After my experience with the French psycho-something, I put my mental health care into the hands of doctors back in the UK: even for nomadic polyglots, there are situations and topics where only the familiarity of your mother-tongue and the comfort of a shared cultural background will do.

It certainly stood me in good stead when I developed pre-natal depression while pregnant in Italy. My doctor had warned me to look out for signs of post-natal psychosis, which new mothers with my issues can be prone to, and reassured me I was unlikely to develop the more common post-natal depression, but the subject of pre-natal depression had not arisen and I was utterly unprepared. An emergency appointment with an Italian psychiatrist resulted in her expressing doubts the condition even existed, and insisting, with disapproval and reproach oozing from every pore, that I stop any depression-related medication immediately.

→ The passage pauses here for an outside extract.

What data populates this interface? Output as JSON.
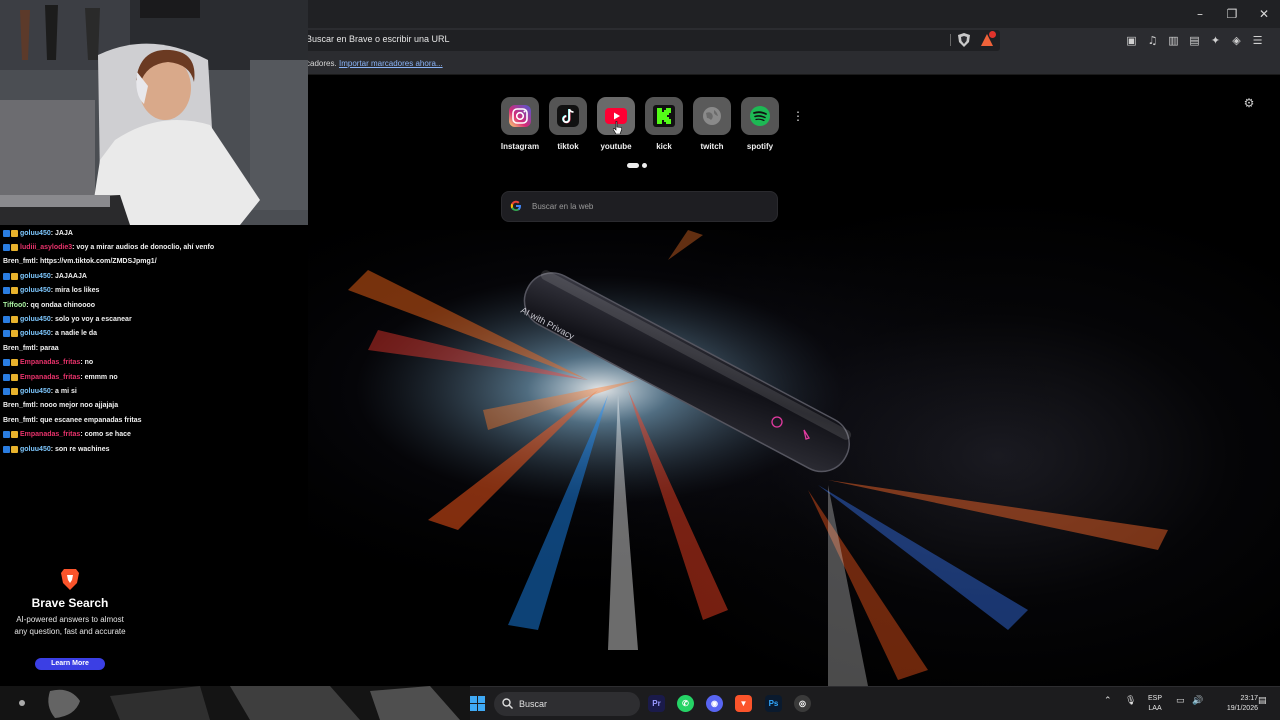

A woman with a long history of depression, in the middle of a serious mental health crisis, pregnant (with the hormonal, mental and physical burden pregnancy puts on even a healthy mind and body) on the cusp of motherhood (with the even greater mental burden that entails) ordered simply to forgo the medication that keeps her more or less upright. It was not an evidence-based order: if UK doctors were able to educate themselves on pregnancy-compatible drugs, presumably Italian medics could too. No, it felt suspiciously like a harking back to the good old days, when a pregnant woman was nothing more than a vessel who should willingly sacrifice her own wellbeing at the altar of motherhood.

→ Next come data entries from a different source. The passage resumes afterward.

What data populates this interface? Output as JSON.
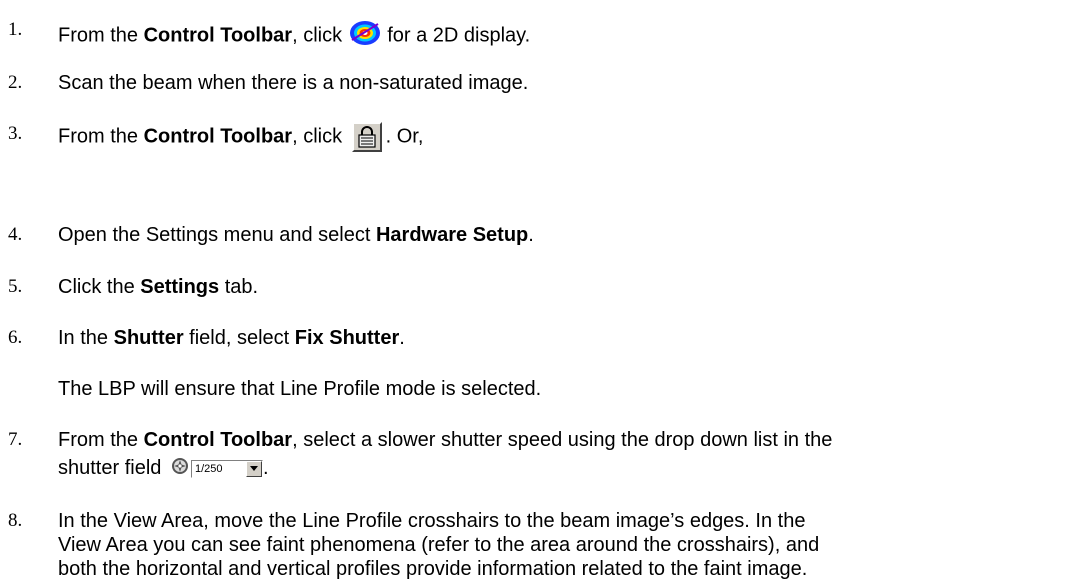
{
  "steps": [
    {
      "num": "1.",
      "pre": "From the ",
      "bold": "Control Toolbar",
      "post_a": ", click ",
      "icon": "2d-display-icon",
      "post_b": " for a 2D display."
    },
    {
      "num": "2.",
      "text": "Scan the beam when there is a non-saturated image."
    },
    {
      "num": "3.",
      "pre": "From the ",
      "bold": "Control Toolbar",
      "post_a": ", click ",
      "icon": "lock-icon",
      "post_b": ". Or,"
    },
    {
      "num": "4.",
      "pre": "Open the Settings menu and select ",
      "bold": "Hardware Setup",
      "post": "."
    },
    {
      "num": "5.",
      "pre": "Click the ",
      "bold": "Settings",
      "post": " tab."
    },
    {
      "num": "6.",
      "pre": "In the ",
      "bold": "Shutter",
      "mid": " field, select ",
      "bold2": "Fix Shutter",
      "post": "."
    },
    {
      "num": "7.",
      "pre": "From the ",
      "bold": "Control Toolbar",
      "post_a": ", select a slower shutter speed using the drop down list in the",
      "line2": "shutter field",
      "shutter_value": "1/250",
      "post_b": "."
    },
    {
      "num": "8.",
      "line1": "In the View Area, move the Line Profile crosshairs to the beam image’s edges. In the",
      "line2": "View Area you can see faint phenomena (refer to the area around the crosshairs), and",
      "line3": "both the horizontal and vertical profiles provide information related to the faint image."
    }
  ],
  "note_6": "The LBP will ensure that Line Profile mode is selected."
}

I sincerely hope that Italian mental-health professionals have improved their knowledge and technique since then.

Fast forward to today. Not actually today, but to fairly recently. The tail-end of 2024 to be completely accurate, and there I am: around 20 years on from my initial appointment with the French pyscho-something and her boiled poulet, and almost eleven years on from my run-in with pre-natal depression. I am trying my best to do the right things – I take my pills and walk the dogs and breath in the fresh air. I have tried talking therapy, Cognitive Behavioural Therapy, hypnotism. But it has dawned on me that, rather than maintaining a certain mental equilibrium, my mental health is instead getting progressively worse.

I am also getting older, and the thought of hitting the age of 50 without ever having managed to free myself from the prison of my own mind has suddenly become an unbearable prospect.